Coronavírus: estudo mapeia rota do novo coronavírus rumo ao interior do Brasil

Não se sabe a data exata em que o novo coronavírus desembarcou no Brasil, mas o primeiro caso da Covid-19, a doença causada por ele, foi registrado em São Paulo no dia 26 de fevereiro.

A partir de então, o vírus começou a se espalhar pelo país, primeiro pelas rotas aéreas entre as capitais e os principais centros urbanos, depois pelas rodovias, que interligam as cidades brasileiras.

Hoje, há casos confirmados dele em todos os municípios com mais de 500 mil habitantes, que são 48 no total, e em 93,8% daqueles com população entre 100 e 500 mil pessoas (259 dos 276 existentes).

Os dados são do MonitoraCovid-19, um sistema criado, em 30 de março, por pesquisadores da Fundação Oswaldo Cruz (Fiocruz) e do Instituto Brasileiro de Geografia e Estatística (IBGE), que integra dados sobre o novo coronavírus no Brasil e no mundo.

O objetivo é criar um retrato em tempo real da epidemia no país, por estados e por municípios, possibilitando a comparação de tendências e extração de dados para análises. Ou seja, pretende analisar a disseminação espacial e temporal da Covid-19.

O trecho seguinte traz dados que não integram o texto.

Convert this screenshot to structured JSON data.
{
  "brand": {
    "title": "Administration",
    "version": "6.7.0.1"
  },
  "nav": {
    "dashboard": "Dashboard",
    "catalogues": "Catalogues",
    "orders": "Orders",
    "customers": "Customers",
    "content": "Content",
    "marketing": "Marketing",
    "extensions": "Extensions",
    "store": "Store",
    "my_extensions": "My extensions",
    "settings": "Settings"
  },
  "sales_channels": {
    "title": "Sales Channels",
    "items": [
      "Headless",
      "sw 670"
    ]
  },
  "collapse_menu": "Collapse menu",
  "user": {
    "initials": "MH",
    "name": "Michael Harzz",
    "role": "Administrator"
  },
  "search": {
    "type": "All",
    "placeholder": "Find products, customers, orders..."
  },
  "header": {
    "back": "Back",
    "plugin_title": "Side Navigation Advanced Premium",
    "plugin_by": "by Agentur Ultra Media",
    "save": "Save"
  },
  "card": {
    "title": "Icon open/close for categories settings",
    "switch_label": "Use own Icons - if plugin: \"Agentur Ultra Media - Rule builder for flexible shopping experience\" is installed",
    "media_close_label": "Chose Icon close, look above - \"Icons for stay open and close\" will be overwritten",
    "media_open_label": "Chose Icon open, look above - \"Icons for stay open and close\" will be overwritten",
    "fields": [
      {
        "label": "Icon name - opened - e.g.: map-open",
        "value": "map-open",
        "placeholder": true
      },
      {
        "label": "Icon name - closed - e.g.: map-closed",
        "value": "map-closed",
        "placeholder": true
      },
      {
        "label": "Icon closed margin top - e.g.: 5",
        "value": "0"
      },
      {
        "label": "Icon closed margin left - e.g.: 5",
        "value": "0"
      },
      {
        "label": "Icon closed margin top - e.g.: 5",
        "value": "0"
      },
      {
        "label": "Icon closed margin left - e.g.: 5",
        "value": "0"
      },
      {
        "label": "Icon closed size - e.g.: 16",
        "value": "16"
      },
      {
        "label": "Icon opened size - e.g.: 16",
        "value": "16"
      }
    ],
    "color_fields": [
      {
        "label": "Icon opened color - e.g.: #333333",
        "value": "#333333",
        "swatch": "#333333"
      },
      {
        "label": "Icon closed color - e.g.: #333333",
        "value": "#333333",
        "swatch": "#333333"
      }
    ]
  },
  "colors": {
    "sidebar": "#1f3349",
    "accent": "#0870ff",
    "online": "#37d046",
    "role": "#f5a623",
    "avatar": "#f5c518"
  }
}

O pesquisador Ricardo Dantas, do Instituto de Comunicação e Informação em Saúde (ICICT), da Fiocruz, e do MonmitoraCovid-19, diz que a doença começou nas principais metrópoles e, a partir desses espaços distantes de outras grandes cidades, mas profundamente integrados por via aérea, começou a se disseminar pelo país e delas para outras regiões, por vias rodoviárias.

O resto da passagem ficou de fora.